46. La dignité est le fondement de toutes les propositions. Les migrants doivent être reconnus comme acteurs de la transformation des sociétés de départ et d’accueil et comme acteurs de la transformation du monde

47. Le respect des droits des migrants s’inscrit dans le cadre du respect des droits de tous. Le droit des étrangers doit être fondé sur l’égalité des droits et non sur l’ordre public. Les infractions pour les droits au séjour doivent être dépénalisées. Les centres de rétention doivent être remis en cause. La citoyenneté de résidence, qui implique l’élargissement du droit de vote, est aujourd’hui un des principaux fondements démocratique de nos sociétés.

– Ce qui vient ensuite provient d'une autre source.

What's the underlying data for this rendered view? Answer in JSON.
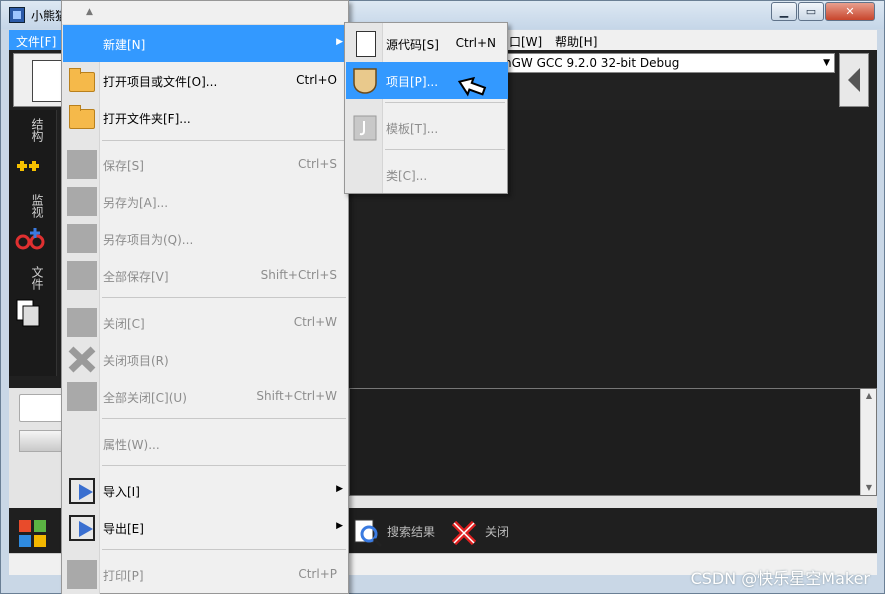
{
  "window": {
    "title": "小熊猫",
    "controls": [
      "▁",
      "▭",
      "✕"
    ]
  },
  "menubar": {
    "file": "文件[F]",
    "window": "口[W]",
    "help": "帮助[H]"
  },
  "toolbar": {
    "compiler": "nGW GCC 9.2.0 32-bit Debug"
  },
  "sidebar": {
    "tabs": [
      "结构",
      "监视",
      "文件"
    ]
  },
  "file_menu": {
    "scroll_up": "▲",
    "items": [
      {
        "label": "新建[N]",
        "shortcut": "",
        "submenu": true,
        "state": "highlighted",
        "icon": "none"
      },
      {
        "label": "打开项目或文件[O]...",
        "shortcut": "Ctrl+O",
        "state": "enabled",
        "icon": "folder-icon"
      },
      {
        "label": "打开文件夹[F]...",
        "shortcut": "",
        "state": "enabled",
        "icon": "folder-icon"
      },
      {
        "label": "保存[S]",
        "shortcut": "Ctrl+S",
        "state": "disabled",
        "icon": "save-icon"
      },
      {
        "label": "另存为[A]...",
        "shortcut": "",
        "state": "disabled",
        "icon": "save-as-icon"
      },
      {
        "label": "另存项目为(Q)...",
        "shortcut": "",
        "state": "disabled",
        "icon": "save-project-as-icon"
      },
      {
        "label": "全部保存[V]",
        "shortcut": "Shift+Ctrl+S",
        "state": "disabled",
        "icon": "save-all-icon"
      },
      {
        "label": "关闭[C]",
        "shortcut": "Ctrl+W",
        "state": "disabled",
        "icon": "close-file-icon"
      },
      {
        "label": "关闭项目(R)",
        "shortcut": "",
        "state": "disabled",
        "icon": "close-project-icon"
      },
      {
        "label": "全部关闭[C](U)",
        "shortcut": "Shift+Ctrl+W",
        "state": "disabled",
        "icon": "close-all-icon"
      },
      {
        "label": "属性(W)...",
        "shortcut": "",
        "state": "disabled",
        "icon": "none"
      },
      {
        "label": "导入[I]",
        "shortcut": "",
        "submenu": true,
        "state": "enabled",
        "icon": "import-icon"
      },
      {
        "label": "导出[E]",
        "shortcut": "",
        "submenu": true,
        "state": "enabled",
        "icon": "export-icon"
      },
      {
        "label": "打印[P]",
        "shortcut": "Ctrl+P",
        "state": "disabled",
        "icon": "print-icon"
      }
    ]
  },
  "new_submenu": {
    "items": [
      {
        "label": "源代码[S]",
        "shortcut": "Ctrl+N",
        "state": "enabled",
        "icon": "source-file-icon"
      },
      {
        "label": "项目[P]...",
        "shortcut": "",
        "state": "highlighted",
        "icon": "project-icon"
      },
      {
        "label": "模板[T]...",
        "shortcut": "",
        "state": "disabled",
        "icon": "template-icon"
      },
      {
        "label": "类[C]...",
        "shortcut": "",
        "state": "disabled",
        "icon": "none"
      }
    ]
  },
  "bottom_tabs": {
    "search_results": "搜索结果",
    "close": "关闭"
  },
  "watermark": "CSDN @快乐星空Maker",
  "colors": {
    "highlight": "#3399ff",
    "menu_bg": "#f0f0f0",
    "disabled_text": "#8d8d8d",
    "editor_bg": "#202020"
  }
}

48. La lutte contre toutes les formes de discrimination, de racisme et de xénophobie doit être le fondement des politiques publiques. Elle doit impliquer tous les secteurs des sociétés. Elle doit être appuyée sur le droit international.

49. Les rapports entre migrations et développement doivent être réexaminés. Le développement doit être défini à partir de l’accès aux droits pour tous. Les accords économiques entre pays ne peuvent pas servir de chantage pour le contrôle des migrations. L’urgence écologique met en évidence les risques des migrations environnementales. Les impératifs du nouveau développement, le social, l’écologie, la démocratie, la géopolitique, caractérisent les défis que rencontrent les questions des migrations.

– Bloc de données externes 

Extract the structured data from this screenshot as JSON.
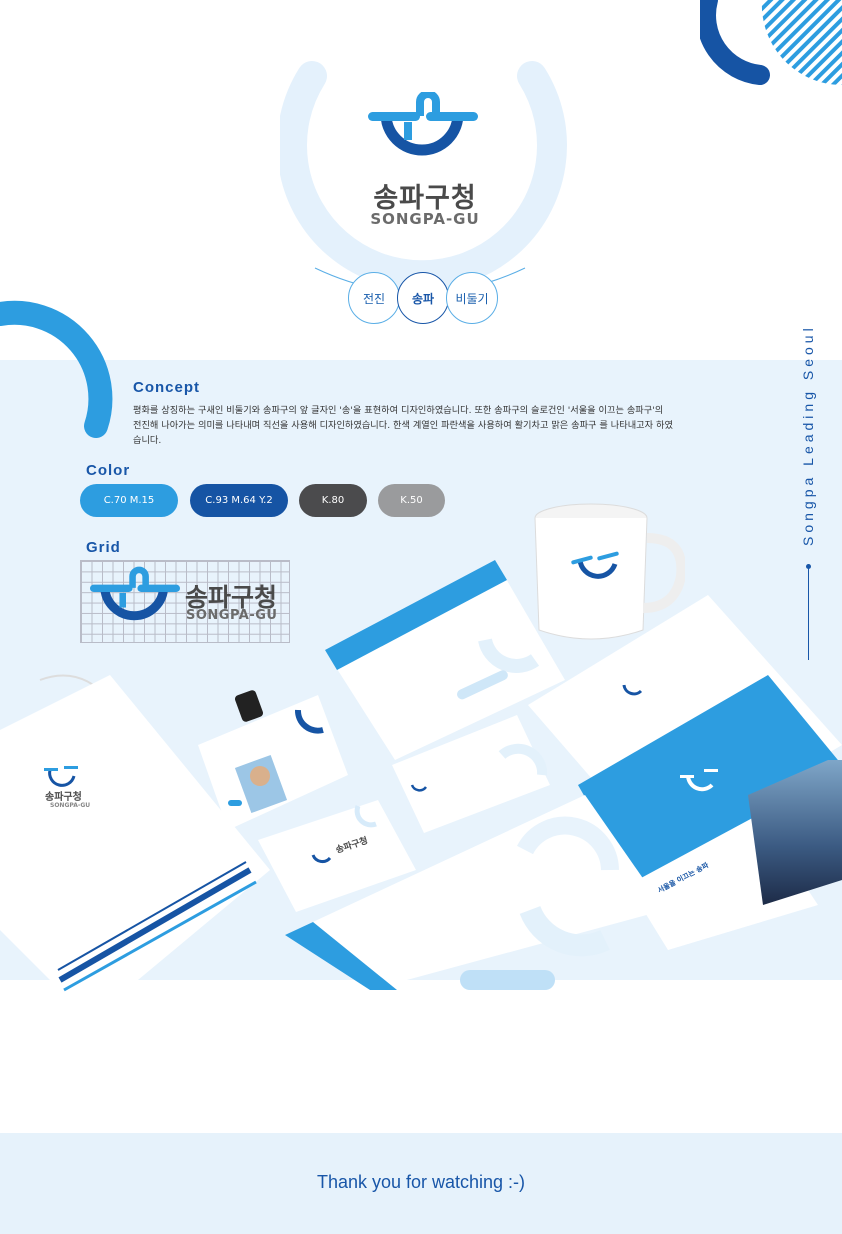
{
  "hero": {
    "logo_korean": "송파구청",
    "logo_english": "SONGPA-GU",
    "concept_words": [
      "전진",
      "송파",
      "비둘기"
    ]
  },
  "concept": {
    "title": "Concept",
    "body": "평화를 상징하는 구새인 비둘기와 송파구의 앞 글자인 '송'을 표현하여 디자인하였습니다. 또한 송파구의 슬로건인 '서울을 이끄는 송파구'의 전진해 나아가는 의미를 나타내며 직선을 사용해 디자인하였습니다. 한색 계열인 파란색을 사용하여 활기차고 맑은 송파구 를 나타내고자 하였습니다."
  },
  "color": {
    "title": "Color",
    "swatches": [
      {
        "label": "C.70  M.15",
        "hex": "#2d9de0"
      },
      {
        "label": "C.93  M.64  Y.2",
        "hex": "#1654a4"
      },
      {
        "label": "K.80",
        "hex": "#4b4b4d"
      },
      {
        "label": "K.50",
        "hex": "#9a9b9d"
      }
    ]
  },
  "grid": {
    "title": "Grid",
    "logo_korean": "송파구청",
    "logo_english": "SONGPA-GU"
  },
  "side_slogan": "Songpa Leading Seoul",
  "mockups": {
    "bag_logo_korean": "송파구청",
    "bag_logo_english": "SONGPA-GU",
    "card_logo_korean": "송파구청",
    "card_logo_english": "SONGPA-GU",
    "brochure_heading": "서울을 이끄는 송파"
  },
  "footer": {
    "thanks": "Thank you for watching :-)"
  },
  "colors": {
    "primary": "#1856a8",
    "accent": "#2d9de0",
    "light_band": "#e8f3fc"
  }
}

50. La liberté de circulation et d’établissement fait partie des droits fondamentaux. Les visas de courte durée doivent être assouplis, voire supprimés. Les politiques de visas ne peuvent pas être fondés sur l’humiliation. La liberté d’établissement peut être encouragée dans les accords régionaux et s’appuyer sur les citoyennetés régionales. A l’échelle internationale, la liberté d’établissement nécessite de progresser pour la protection sociale universelle

51. La garantie du respect des droits des migrants doit être renforcée dans le droit international. Dans une première étape minimale, la convention internationale pour les droits des migrants et de leurs familles doit être ratifiée. Une conférence des chefs d’Etat sur la question des migrations et de la liberté de circulation devrait être convoquée dans le cadre des Nations unies.

52. Ces principes de base définissent les positions du mouvement altermondialiste sur les questions des migrations. Leur approfondissement permet de rejoindre la cohérence des positions générales du mouvement et contribue à construire cette cohérence. Ils se réfèrent à la solidarité internationale comme une des principales valeurs de référence par rapport au cours dominant de la mondialisation.